Однако комитет тоже читал внимательно. Да и как было не заметить такие слова: «Вы хотите новых романов, хотите ученых статей, хотите умных рецензий и критик? Но подумали ли вы хотя раз о положении вашей литературы, вашей журналистики?.. Кто нынче пишет? Нынче решительно век книгоненавидения». Дальше говорилось, что «в самом воздухе» появилось нечто, «развивающее в писателях новый недуг, угрожающий гибелью литературе, журналистике, типографиям, книгопечатанию». И наконец, отмечалось, что все это стало особенно заметно с появлением эпидемии холеры.
Последние слова были понятны тем, кто знал, что случаи холеры в Петербурге были обнаружены почти одновременно с учреждением бутурлинского комитета «2 апреля». Таким образом, деятельность комитета в рецензии «Современника» прямо связывалась с угрозой гибели литературы и «недугом книгоненавидения». Этот смелый намек и был обнаружен комитетом.
Редакторы были вызваны сначала в министерство народного просвещения, где узнали, что «тайная их мысль не осталась сокрытой от правительства»; согласно решению комитета, утвержденного царем, им объявили «строжайший выговор» со внушением: «Если бы и впредь еще они отважились на что-нибудь подобное, то будут неминуемо подвергнуты примерному взысканию».
Панаев и Некрасов расписались в прочтении «высочайшего повеления». Тогда же они получили приглашение явиться к шефу жандармов графу Орлову. Настроение их не было особенно радужным, когда они в 10 часов утра переступали порог известного здания у Цепного моста. Они были готовы ко всему. Может быть, им объявят запрещение издавать журнал? Может быть, даже арестуют?
Однако они отделались довольно легко. Вернувшись домой, Панаев и Некрасов рассказывали, что граф Орлов предупредил их: если журнал будет держаться прежнего направления, то им несдобровать. И прибавил:
— Будьте осторожны, господа, тогда я уже ничего не буду в состоянии для вас сделать.
Так запомнила этот эпизод Панаева. Вполне вероятно, что Орлов, прикинувшись доброжелателем, в самом деле сказал нечто подобное, во всяком случае, позднее Некрасов подтвердил это в поэме «Недавнее время», где речь Орлова изложена так:
Но доброжелательность эта, конечно, была мнимая, дипломатическая. Едва проводив своих посетителей, Орлов тут же распорядился установить секретное наблюдение за квартирой Панаевых и Некрасова, за редакцией «Современника». В воспоминаниях Авдотьи Яковлевны сохранился подробный рассказ о том, как шестнадцатилетний мальчик, сирота, живший у нее в доме, однажды был застигнут за исполнением осведомительских функций; он признался, что «какие-то личности» припугнули его и заставили каждый день сообщать обо всем, что делается в доме. Те же несложные обязанности выполнял и дворник того дома, где помещалась редакция; об этом догадывались и старались вести себя осторожнее.
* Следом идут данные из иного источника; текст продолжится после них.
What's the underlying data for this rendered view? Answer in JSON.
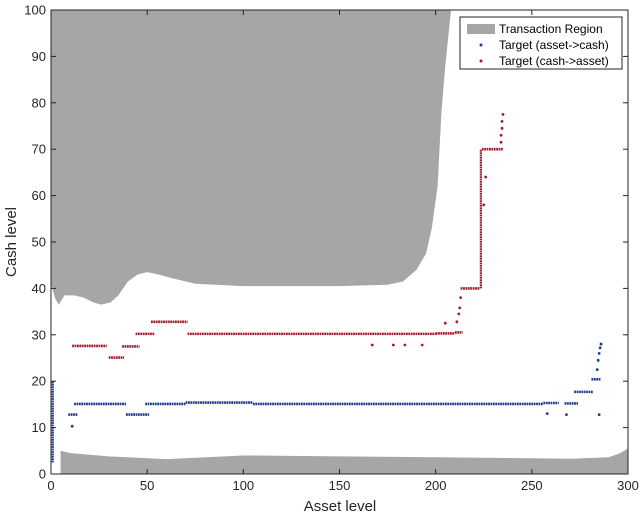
{
  "chart_data": {
    "type": "scatter",
    "title": "",
    "xlabel": "Asset level",
    "ylabel": "Cash level",
    "xlim": [
      0,
      300
    ],
    "ylim": [
      0,
      100
    ],
    "xticks": [
      0,
      50,
      100,
      150,
      200,
      250,
      300
    ],
    "yticks": [
      0,
      10,
      20,
      30,
      40,
      50,
      60,
      70,
      80,
      90,
      100
    ],
    "grid": false,
    "legend_position": "top-right",
    "colors": {
      "region": "#a6a6a6",
      "asset_to_cash": "#1f3b8f",
      "cash_to_asset": "#a31a2e"
    },
    "region": {
      "name": "Transaction Region",
      "upper_boundary": [
        [
          0,
          41
        ],
        [
          2,
          38
        ],
        [
          4,
          36.5
        ],
        [
          7,
          38.5
        ],
        [
          12,
          38.5
        ],
        [
          17,
          38
        ],
        [
          22,
          37
        ],
        [
          26,
          36.5
        ],
        [
          31,
          37
        ],
        [
          35,
          38.5
        ],
        [
          40,
          41.5
        ],
        [
          45,
          43
        ],
        [
          50,
          43.5
        ],
        [
          56,
          43
        ],
        [
          62,
          42.3
        ],
        [
          75,
          41
        ],
        [
          100,
          40.5
        ],
        [
          150,
          40.5
        ],
        [
          175,
          40.8
        ],
        [
          183,
          41.5
        ],
        [
          190,
          44
        ],
        [
          195,
          47.5
        ],
        [
          198,
          53
        ],
        [
          201,
          62
        ],
        [
          203,
          78
        ],
        [
          205,
          88
        ],
        [
          207,
          96
        ],
        [
          208,
          100
        ]
      ],
      "lower_boundary": [
        [
          5,
          5
        ],
        [
          10,
          4.5
        ],
        [
          30,
          3.8
        ],
        [
          60,
          3.2
        ],
        [
          100,
          4.0
        ],
        [
          150,
          3.8
        ],
        [
          200,
          3.6
        ],
        [
          250,
          3.4
        ],
        [
          270,
          3.3
        ],
        [
          290,
          3.6
        ],
        [
          296,
          4.5
        ],
        [
          300,
          5.5
        ]
      ]
    },
    "series": [
      {
        "name": "Target (asset->cash)",
        "segments": [
          {
            "x": [
              0.3,
              1.5
            ],
            "y": 2.5,
            "y2": 20
          },
          {
            "x": [
              9,
              14
            ],
            "y": 12.8
          },
          {
            "x": [
              12,
              39
            ],
            "y": 15.1
          },
          {
            "x": [
              39,
              51
            ],
            "y": 12.8
          },
          {
            "x": [
              49,
              70
            ],
            "y": 15.1
          },
          {
            "x": [
              70,
              105
            ],
            "y": 15.4
          },
          {
            "x": [
              105,
              256
            ],
            "y": 15.1
          },
          {
            "x": [
              256,
              264
            ],
            "y": 15.3
          },
          {
            "x": [
              267,
              274
            ],
            "y": 15.2
          },
          {
            "x": [
              272,
              282
            ],
            "y": 17.7
          },
          {
            "x": [
              281,
              286
            ],
            "y": 20.4
          }
        ],
        "points": [
          [
            11,
            10.3
          ],
          [
            258,
            13
          ],
          [
            268,
            12.8
          ],
          [
            285,
            12.8
          ],
          [
            284,
            22.5
          ],
          [
            284.5,
            24.5
          ],
          [
            285,
            26
          ],
          [
            285.5,
            27.2
          ],
          [
            286,
            28
          ]
        ]
      },
      {
        "name": "Target (cash->asset)",
        "segments": [
          {
            "x": [
              11,
              29
            ],
            "y": 27.6
          },
          {
            "x": [
              30,
              38
            ],
            "y": 25.1
          },
          {
            "x": [
              37,
              46
            ],
            "y": 27.5
          },
          {
            "x": [
              44,
              54
            ],
            "y": 30.2
          },
          {
            "x": [
              52,
              71
            ],
            "y": 32.8
          },
          {
            "x": [
              71,
              200
            ],
            "y": 30.2
          },
          {
            "x": [
              200,
              210
            ],
            "y": 30.3
          },
          {
            "x": [
              210,
              214
            ],
            "y": 30.5
          },
          {
            "x": [
              213,
              223
            ],
            "y": 40
          },
          {
            "x": [
              223,
              224
            ],
            "y": 40,
            "y2": 70
          },
          {
            "x": [
              224,
              235
            ],
            "y": 70
          }
        ],
        "points": [
          [
            167,
            27.8
          ],
          [
            178,
            27.8
          ],
          [
            184,
            27.8
          ],
          [
            193,
            27.8
          ],
          [
            205,
            32.5
          ],
          [
            211,
            32.8
          ],
          [
            212,
            34.5
          ],
          [
            212.5,
            35.8
          ],
          [
            213,
            38
          ],
          [
            225,
            58
          ],
          [
            226,
            64
          ],
          [
            234,
            71.5
          ],
          [
            234,
            73
          ],
          [
            234.5,
            74.5
          ],
          [
            234.5,
            76
          ],
          [
            235,
            77.5
          ]
        ]
      }
    ]
  }
}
Вести журнал в такое время, в таких обстоятельствах было трудно, почти немыслимо. Отъезд за границу Герцена, ничем не вознаградимая потеря Белинского, пристальное и бдительное внимание не только органов цензуры, но и властей, вплоть до самого царя, — все это создавало впечатление безнадежности; у многих литераторов опускались руки. И если журнал еще продолжал существовать, то только по одной причине: благодаря огромной энергии, инициативе и твердой воле Некрасова.
Один из знавших его в ту пору людей вспоминает, что он оставался бодрым и неутомимым работником даже в то время, когда его ближайшие сотрудники впадали в бессильное уныние под бременем усилившейся реакции.
XI
ЕГО «ВТОРАЯ МУЗА»
В личной жизни Некрасова произошли к этому времени большие перемены. Давнее чувство его к Авдотье Яковлевне Панаевой окрепло и углубилось. Правда, оно не сразу встретило отклик с ее стороны. Прошло несколько лет, в течение которых он вел «долгу борьбу с самим собою», а она, по позднейшему свидетельству Чернышевского, «не решалась бросить мужа». Наконец (считают, что это произошло в 1848-м, но более вероятно, что в 1847 году), подталкиваемая обстоятельствами своей неудачливой семейной жизни, она решилась на это.